Aja Evans, a licensed mental health counselor based in New York City and a financial therapist for Laurel Road, emphasized the importance of opening your mind for a judgment-free conversation with your partner about each of your values in regards to spending.
She suggested asking the other person the questions, “What is important to you?” and “What do you want to spend money on?”
After hearing their responses, she said you’ll need to decide how each person can prioritize their values in their everyday life. She said this might involve treating themselves once a month, only spending up to a certain amount or designating a specific account they can spend freely from.
Occurring when a person hides or omits certain money decisions, Evans said a few examples of financial infidelity include hiding something you purchased, having secret accounts — or credit cards — or not disclosing debt.
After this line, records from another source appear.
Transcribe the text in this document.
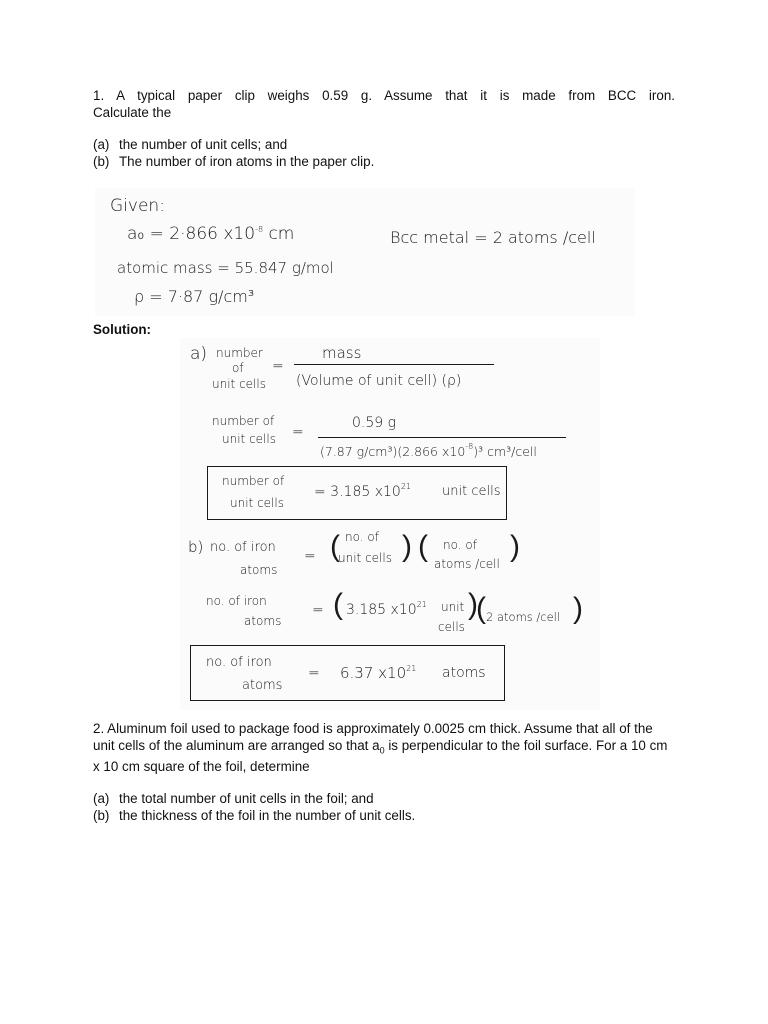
1. A typical paper clip weighs 0.59 g. Assume that it is made from BCC iron.
Calculate the
(a) the number of unit cells; and
(b) The number of iron atoms in the paper clip.
Given:
a₀ = 2·866 $x10^{-8}$ cm	Bcc metal = 2 atoms /cell
atomic mass = 55.847 g/mol
ρ = 7·87 g/cm³
Solution:
a) number
of
unit cells
=
mass
(Volume of unit cell) (ρ)
number of
unit cells =
0.59 g
(7.87 g/cm³)(2.866 $x10^{-8})^3$ cm³/cell
number of
unit cells
= 3.185 $x10^{21}$ unit cells
b) no. of iron
atoms
= ( no. of
unit cells ) ( no. of
atoms /cell
)
no. of iron
atoms
= ( 3.185 $x10^{21}$ unit
cells
)
( 2 atoms /cell )
no. of iron
atoms
= 6.37 $x10^{21}$ atoms
2. Aluminum foil used to package food is approximately 0.0025 cm thick. Assume that all of the unit cells of the aluminum are arranged so that $a_0$ is perpendicular to the foil surface. For a 10 cm x 10 cm square of the foil, determine
(a) the total number of unit cells in the foil; and
(b) the thickness of the foil in the number of unit cells.
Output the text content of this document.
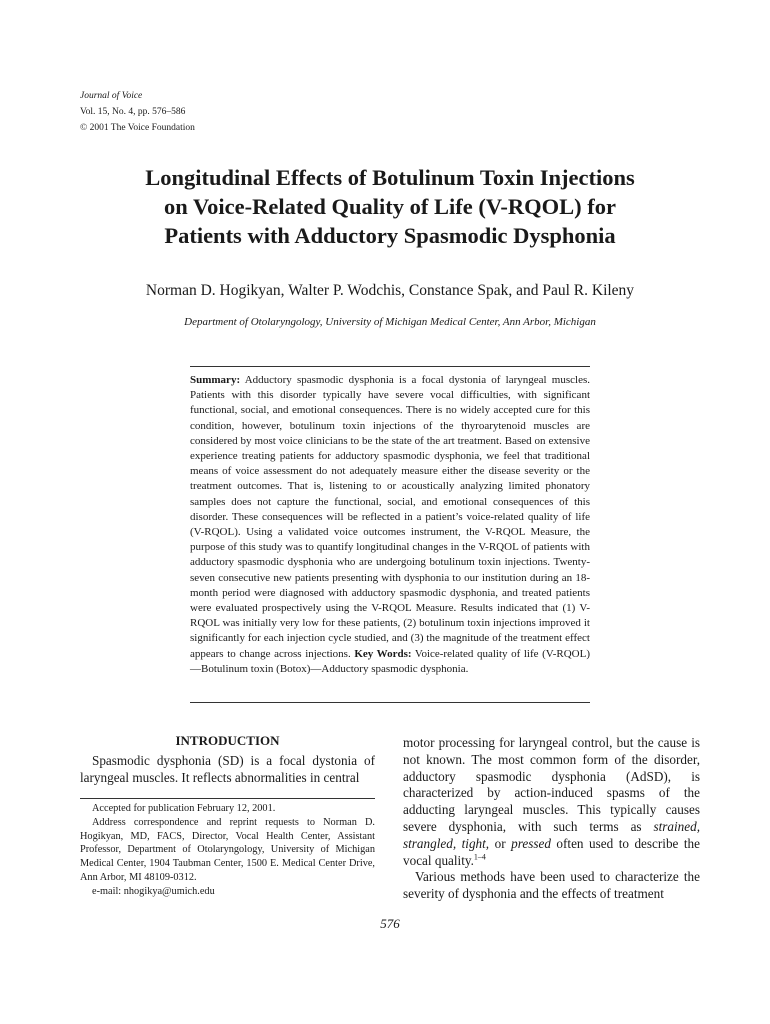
Journal of Voice
Vol. 15, No. 4, pp. 576–586
© 2001 The Voice Foundation
Longitudinal Effects of Botulinum Toxin Injections
on Voice-Related Quality of Life (V-RQOL) for
Patients with Adductory Spasmodic Dysphonia
Norman D. Hogikyan, Walter P. Wodchis, Constance Spak, and Paul R. Kileny
Department of Otolaryngology, University of Michigan Medical Center, Ann Arbor, Michigan
Summary: Adductory spasmodic dysphonia is a focal dystonia of laryngeal muscles. Patients with this disorder typically have severe vocal difficulties, with significant functional, social, and emotional consequences. There is no widely accepted cure for this condition, however, botulinum toxin injections of the thyroarytenoid muscles are considered by most voice clinicians to be the state of the art treatment. Based on extensive experience treating patients for adductory spasmodic dysphonia, we feel that traditional means of voice assessment do not adequately measure either the disease severity or the treatment outcomes. That is, listening to or acoustically analyzing limited phonatory samples does not capture the functional, social, and emotional consequences of this disorder. These consequences will be reflected in a patient’s voice-related quality of life (V-RQOL). Using a validated voice outcomes instrument, the V-RQOL Measure, the purpose of this study was to quantify longitudinal changes in the V-RQOL of patients with adductory spasmodic dysphonia who are undergoing botulinum toxin injections. Twenty-seven consecutive new patients presenting with dysphonia to our institution during an 18-month period were diagnosed with adductory spasmodic dysphonia, and treated patients were evaluated prospectively using the V-RQOL Measure. Results indicated that (1) V-RQOL was initially very low for these patients, (2) botulinum toxin injections improved it significantly for each injection cycle studied, and (3) the magnitude of the treatment effect appears to change across injections. Key Words: Voice-related quality of life (V-RQOL)—Botulinum toxin (Botox)—Adductory spasmodic dysphonia.
INTRODUCTION
Spasmodic dysphonia (SD) is a focal dystonia of laryngeal muscles. It reflects abnormalities in central

Accepted for publication February 12, 2001.

Address correspondence and reprint requests to Norman D. Hogikyan, MD, FACS, Director, Vocal Health Center, Assistant Professor, Department of Otolaryngology, University of Michigan Medical Center, 1904 Taubman Center, 1500 E. Medical Center Drive, Ann Arbor, MI 48109-0312.

e-mail: nhogikya@umich.edu

motor processing for laryngeal control, but the cause is not known. The most common form of the disorder, adductory spasmodic dysphonia (AdSD), is characterized by action-induced spasms of the adducting laryngeal muscles. This typically causes severe dysphonia, with such terms as strained, strangled, tight, or pressed often used to describe the vocal quality.$^{1-4}$

Various methods have been used to characterize the severity of dysphonia and the effects of treatment

576
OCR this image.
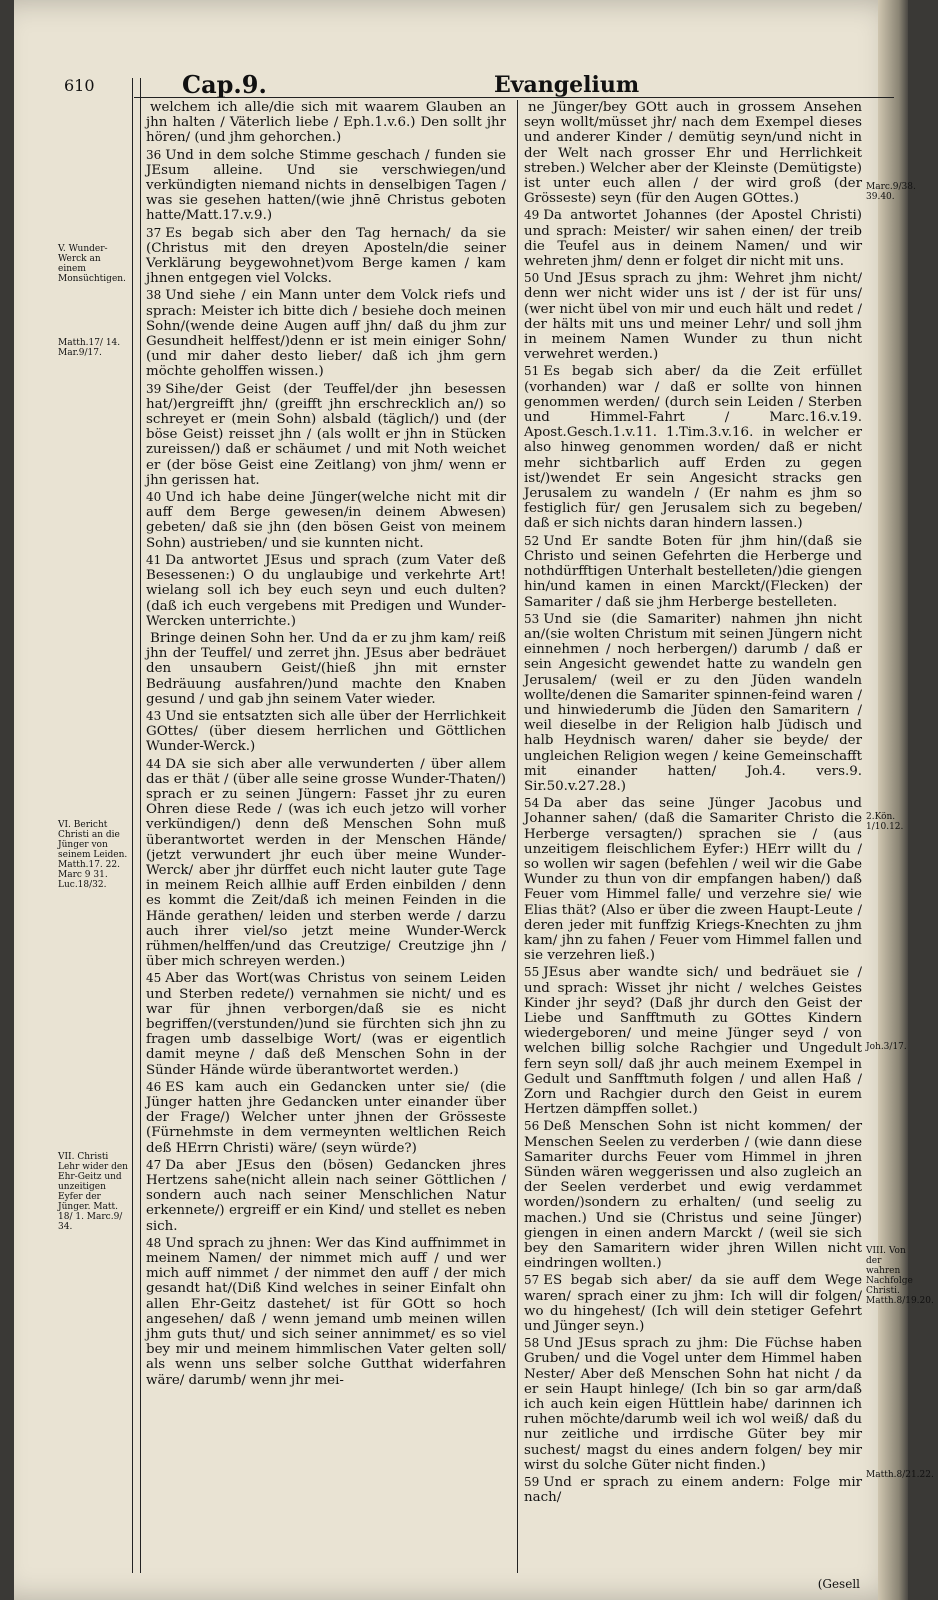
610	Cap.9.	Evangelium
V. Wunder-Werck an einem Monsüchtigen.
Matth.17/ 14. Mar.9/17.
VI. Bericht Christi an die Jünger von seinem Leiden. Matth.17. 22. Marc 9 31. Luc.18/32.
VII. Christi Lehr wider den Ehr-Geitz und unzeitigen Eyfer der Jünger. Matt. 18/ 1. Marc.9/ 34.
Marc.9/38. 39.40.
2.Kön. 1/10.12.
Joh.3/17.
VIII. Von der wahren Nachfolge Christi. Matth.8/19.20.
Matth.8/21.22.

welchem ich alle/die sich mit waarem Glauben an jhn halten / Väterlich liebe / Eph.1.v.6.) Den sollt jhr hören/ (und jhm gehorchen.)

36 Und in dem solche Stimme geschach / funden sie JEsum alleine. Und sie verschwiegen/und verkündigten niemand nichts in denselbigen Tagen / was sie gesehen hatten/(wie jhnē Christus geboten hatte/Matt.17.v.9.)

37 Es begab sich aber den Tag hernach/ da sie (Christus mit den dreyen Aposteln/die seiner Verklärung beygewohnet)vom Berge kamen / kam jhnen entgegen viel Volcks.

38 Und siehe / ein Mann unter dem Volck riefs und sprach: Meister ich bitte dich / besiehe doch meinen Sohn/(wende deine Augen auff jhn/ daß du jhm zur Gesundheit helffest/)denn er ist mein einiger Sohn/ (und mir daher desto lieber/ daß ich jhm gern möchte geholffen wissen.)

39 Sihe/der Geist (der Teuffel/der jhn besessen hat/)ergreifft jhn/ (greifft jhn erschrecklich an/) so schreyet er (mein Sohn) alsbald (täglich/) und (der böse Geist) reisset jhn / (als wollt er jhn in Stücken zureissen/) daß er schäumet / und mit Noth weichet er (der böse Geist eine Zeitlang) von jhm/ wenn er jhn gerissen hat.

40 Und ich habe deine Jünger(welche nicht mit dir auff dem Berge gewesen/in deinem Abwesen) gebeten/ daß sie jhn (den bösen Geist von meinem Sohn) austrieben/ und sie kunnten nicht.

41 Da antwortet JEsus und sprach (zum Vater deß Besessenen:) O du unglaubige und verkehrte Art! wielang soll ich bey euch seyn und euch dulten? (daß ich euch vergebens mit Predigen und Wunder-Wercken unterrichte.)

Bringe deinen Sohn her. Und da er zu jhm kam/ reiß jhn der Teuffel/ und zerret jhn. JEsus aber bedräuet den unsaubern Geist/(hieß jhn mit ernster Bedräuung ausfahren/)und machte den Knaben gesund / und gab jhn seinem Vater wieder.

43 Und sie entsatzten sich alle über der Herrlichkeit GOttes/ (über diesem herrlichen und Göttlichen Wunder-Werck.)

44 DA sie sich aber alle verwunderten / über allem das er thät / (über alle seine grosse Wunder-Thaten/) sprach er zu seinen Jüngern: Fasset jhr zu euren Ohren diese Rede / (was ich euch jetzo will vorher verkündigen/) denn deß Menschen Sohn muß überantwortet werden in der Menschen Hände/ (jetzt verwundert jhr euch über meine Wunder-Werck/ aber jhr dürffet euch nicht lauter gute Tage in meinem Reich allhie auff Erden einbilden / denn es kommt die Zeit/daß ich meinen Feinden in die Hände gerathen/ leiden und sterben werde / darzu auch ihrer viel/so jetzt meine Wunder-Werck rühmen/helffen/und das Creutzige/ Creutzige jhn / über mich schreyen werden.)

45 Aber das Wort(was Christus von seinem Leiden und Sterben redete/) vernahmen sie nicht/ und es war für jhnen verborgen/daß sie es nicht begriffen/(verstunden/)und sie fürchten sich jhn zu fragen umb dasselbige Wort/ (was er eigentlich damit meyne / daß deß Menschen Sohn in der Sünder Hände würde überantwortet werden.)

46 ES kam auch ein Gedancken unter sie/ (die Jünger hatten jhre Gedancken unter einander über der Frage/) Welcher unter jhnen der Grösseste (Fürnehmste in dem vermeynten weltlichen Reich deß HErrn Christi) wäre/ (seyn würde?)

47 Da aber JEsus den (bösen) Gedancken jhres Hertzens sahe(nicht allein nach seiner Göttlichen / sondern auch nach seiner Menschlichen Natur erkennete/) ergreiff er ein Kind/ und stellet es neben sich.

48 Und sprach zu jhnen: Wer das Kind auffnimmet in meinem Namen/ der nimmet mich auff / und wer mich auff nimmet / der nimmet den auff / der mich gesandt hat/(Diß Kind welches in seiner Einfalt ohn allen Ehr-Geitz dastehet/ ist für GOtt so hoch angesehen/ daß / wenn jemand umb meinen willen jhm guts thut/ und sich seiner annimmet/ es so viel bey mir und meinem himmlischen Vater gelten soll/ als wenn uns selber solche Gutthat widerfahren wäre/ darumb/ wenn jhr mei-

ne Jünger/bey GOtt auch in grossem Ansehen seyn wollt/müsset jhr/ nach dem Exempel dieses und anderer Kinder / demütig seyn/und nicht in der Welt nach grosser Ehr und Herrlichkeit streben.) Welcher aber der Kleinste (Demütigste) ist unter euch allen / der wird groß (der Grösseste) seyn (für den Augen GOttes.)

49 Da antwortet Johannes (der Apostel Christi) und sprach: Meister/ wir sahen einen/ der treib die Teufel aus in deinem Namen/ und wir wehreten jhm/ denn er folget dir nicht mit uns.

50 Und JEsus sprach zu jhm: Wehret jhm nicht/ denn wer nicht wider uns ist / der ist für uns/ (wer nicht übel von mir und euch hält und redet / der hälts mit uns und meiner Lehr/ und soll jhm in meinem Namen Wunder zu thun nicht verwehret werden.)

51 Es begab sich aber/ da die Zeit erfüllet (vorhanden) war / daß er sollte von hinnen genommen werden/ (durch sein Leiden / Sterben und Himmel-Fahrt / Marc.16.v.19. Apost.Gesch.1.v.11. 1.Tim.3.v.16. in welcher er also hinweg genommen worden/ daß er nicht mehr sichtbarlich auff Erden zu gegen ist/)wendet Er sein Angesicht stracks gen Jerusalem zu wandeln / (Er nahm es jhm so festiglich für/ gen Jerusalem sich zu begeben/ daß er sich nichts daran hindern lassen.)

52 Und Er sandte Boten für jhm hin/(daß sie Christo und seinen Gefehrten die Herberge und nothdürfftigen Unterhalt bestelleten/)die giengen hin/und kamen in einen Marckt/(Flecken) der Samariter / daß sie jhm Herberge bestelleten.

53 Und sie (die Samariter) nahmen jhn nicht an/(sie wolten Christum mit seinen Jüngern nicht einnehmen / noch herbergen/) darumb / daß er sein Angesicht gewendet hatte zu wandeln gen Jerusalem/ (weil er zu den Jüden wandeln wollte/denen die Samariter spinnen-feind waren / und hinwiederumb die Jüden den Samaritern / weil dieselbe in der Religion halb Jüdisch und halb Heydnisch waren/ daher sie beyde/ der ungleichen Religion wegen / keine Gemeinschafft mit einander hatten/ Joh.4. vers.9. Sir.50.v.27.28.)

54 Da aber das seine Jünger Jacobus und Johanner sahen/ (daß die Samariter Christo die Herberge versagten/) sprachen sie / (aus unzeitigem fleischlichem Eyfer:) HErr willt du / so wollen wir sagen (befehlen / weil wir die Gabe Wunder zu thun von dir empfangen haben/) daß Feuer vom Himmel falle/ und verzehre sie/ wie Elias thät? (Also er über die zween Haupt-Leute / deren jeder mit funffzig Kriegs-Knechten zu jhm kam/ jhn zu fahen / Feuer vom Himmel fallen und sie verzehren ließ.)

55 JEsus aber wandte sich/ und bedräuet sie / und sprach: Wisset jhr nicht / welches Geistes Kinder jhr seyd? (Daß jhr durch den Geist der Liebe und Sanfftmuth zu GOttes Kindern wiedergeboren/ und meine Jünger seyd / von welchen billig solche Rachgier und Ungedult fern seyn soll/ daß jhr auch meinem Exempel in Gedult und Sanfftmuth folgen / und allen Haß / Zorn und Rachgier durch den Geist in eurem Hertzen dämpffen sollet.)

56 Deß Menschen Sohn ist nicht kommen/ der Menschen Seelen zu verderben / (wie dann diese Samariter durchs Feuer vom Himmel in jhren Sünden wären weggerissen und also zugleich an der Seelen verderbet und ewig verdammet worden/)sondern zu erhalten/ (und seelig zu machen.) Und sie (Christus und seine Jünger) giengen in einen andern Marckt / (weil sie sich bey den Samaritern wider jhren Willen nicht eindringen wollten.)

57 ES begab sich aber/ da sie auff dem Wege waren/ sprach einer zu jhm: Ich will dir folgen/ wo du hingehest/ (Ich will dein stetiger Gefehrt und Jünger seyn.)

58 Und JEsus sprach zu jhm: Die Füchse haben Gruben/ und die Vogel unter dem Himmel haben Nester/ Aber deß Menschen Sohn hat nicht / da er sein Haupt hinlege/ (Ich bin so gar arm/daß ich auch kein eigen Hüttlein habe/ darinnen ich ruhen möchte/darumb weil ich wol weiß/ daß du nur zeitliche und irrdische Güter bey mir suchest/ magst du eines andern folgen/ bey mir wirst du solche Güter nicht finden.)

59 Und er sprach zu einem andern: Folge mir nach/

(Gesell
“Honesty and communication are [the] key to healthy relationships,” she said. “If everyone feels safe and committed to moving forward together, it’s best to sit down and discuss what’s behind the desire to hide, if you are worried about judgment and whether you’re holding onto past emotions from previous experiences.”
In most cases, one partner inevitably earns a higher salary than the other, said Sam Nabil, CEO and lead therapist at Naya Clinics.
“This becomes a problem when salary is related to power in the relationship or thinking they have the right hand when it comes to financial decisions,” he said. “The best approach is to discuss which financial decisions should be prioritized, so you are both on the same page.”
Regardless of who earns more, he said being in agreement regarding spending is a must.
Hesitancy Over a Shared Bank Account
When couples get married, move in together or otherwise combine their lives in a major way, opening a joint bank account is a standard practice. However, Nabil said it’s not uncommon for one partner to resist taking this step, which can cause problems.
“Most of the time, people fail to realize that this is an issue that stems from distrust and probably commitment issues,” he said. “Instead of clashing and pushing what you think is best for your relationship, try asking for advice from a professional financial advisor, so there is an objective perspective.”
He recommended trying to find common ground about the extent you would know about each other’s expenses. If a shared bank account isn’t an option — at least right now — he said you might try other avenues, such as maintaining a shared document to keep track of individual expenses.
Credit Card Use
Since credit card use is often associated with debt, Nabil said it’s regularly a contentious topic among couples. If your partner brought credit card debt to the relationship, he said it’s important to get to the root of their spending — i.e., was it necessary or frivolous — before assuming the worst.
“Avoid judging the other, as it does not help in conflicts at all, and try to proactively arrive at a decision together on how to pay it down,” he said. “The mindset you should have is that you and your partner are now a team and even if you don’t agree at all times, supporting each other must take precedence over financial differences.”
Ultimately, Gilchrest O’Neill said it’s important for couples to be honest with one another and open to each other’s need for change.
“For the most part, it is always best if both partners are involved with their money — even if one is only reviewing all the accounts on a regular basis and the other does most of the labor.”
If you feel like your relationship is falling apart due to money issues, she recommended finding a marriage therapist to work with together.